Journal of obstetrics and gynaecology Canada | 2013

Exercise and Reproduction

Timothy Rowe

J Obstet Gynaecol Can 2013;35(7):593–594 T idea of women exercising to the elite level is relatively new, although from today’s perspective this may seem quaint. Some kinds of athletic activity were for many years deemed inappropriate for women, and exercise during pregnancy was frowned upon. Even distance running was considered inappropriate until comparatively recently; a 1500 metre race for women was not included in the Olympic Games until 1972, and the women’s marathon was not included until 1984. Imagine that.


Journal of obstetrics and gynaecology Canada | 2012

Medical education 2.0.

Timothy Rowe

J Obstet Gynaecol Can 2012;34(11):1019–1020 I usually not long after beginning clinical practice that we run into a problem for which we are not prepared. Human nature being what it is, such an encounter usually leads to our reflecting on our training, and how (as we start to heat up) we seemed to spend so much scheduled time on clinical problems that aren’t particularly important— despite what the objectives say. And we start to reflect on how much better (now we’re really starting to feel aggrieved) the program could have been designed, and what on earth was the Resident Education Committee thinking, anyway? It is clear that those people (now our blood pressure is rising) are out of touch, and a snippy email to the Program Director would be entirely appropriate.

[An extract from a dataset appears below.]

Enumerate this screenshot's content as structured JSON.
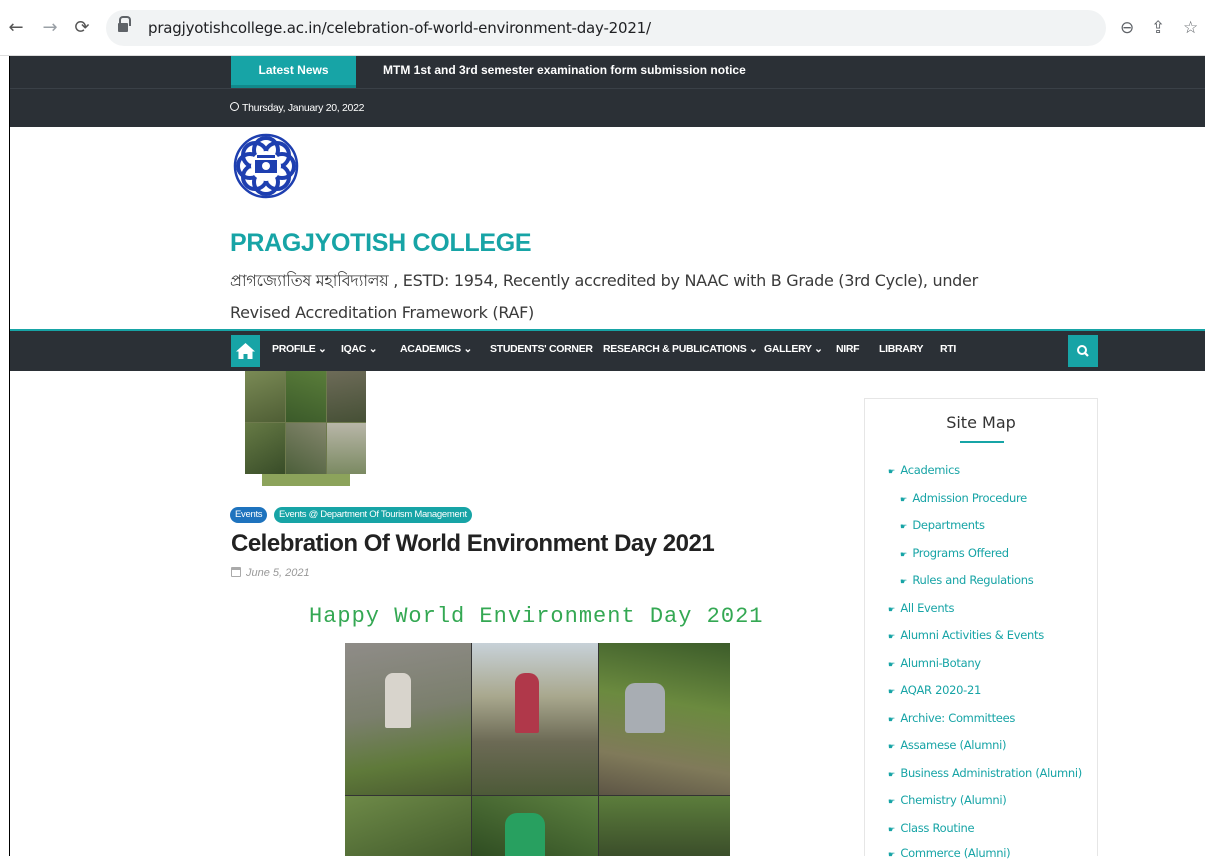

Journal of obstetrics and gynaecology Canada | 2016

A Word About Bioidenticals

Timothy Rowe

http://dx.doi.org/10.1016/j.jogc.2016.04.092 After publication of the findings in the Women’s Health Initiative (WHI) combined estrogen-progestin trial, the public mood turned against the use of this pharmaceutical combination in postmenopausal women. Into the therapeutic void that followed leapt the protagonists who supported (and wished to market) compounded preparations of estrogens and progesterone. It was a once-in-ageneration opportunity. To assist in promoting the use of these preparations, their supporters coined the term “bioidentical.” It was a stroke of marketing genius because the word sounded both scientific and natural.


Journal of obstetrics and gynaecology Canada | 2016

Thank You, and Good Night.

Timothy Rowe

Its coming again, the new collection that this site has. To complete your curiosity, we offer the favorite thank you and good night book as the choice today. This is a book that will show you even new to old thing. Forget it; it will be right for you. Well, when you are really dying of thank you and good night, just pick it. You know, this book is always making the fans to be dizzy if not to find.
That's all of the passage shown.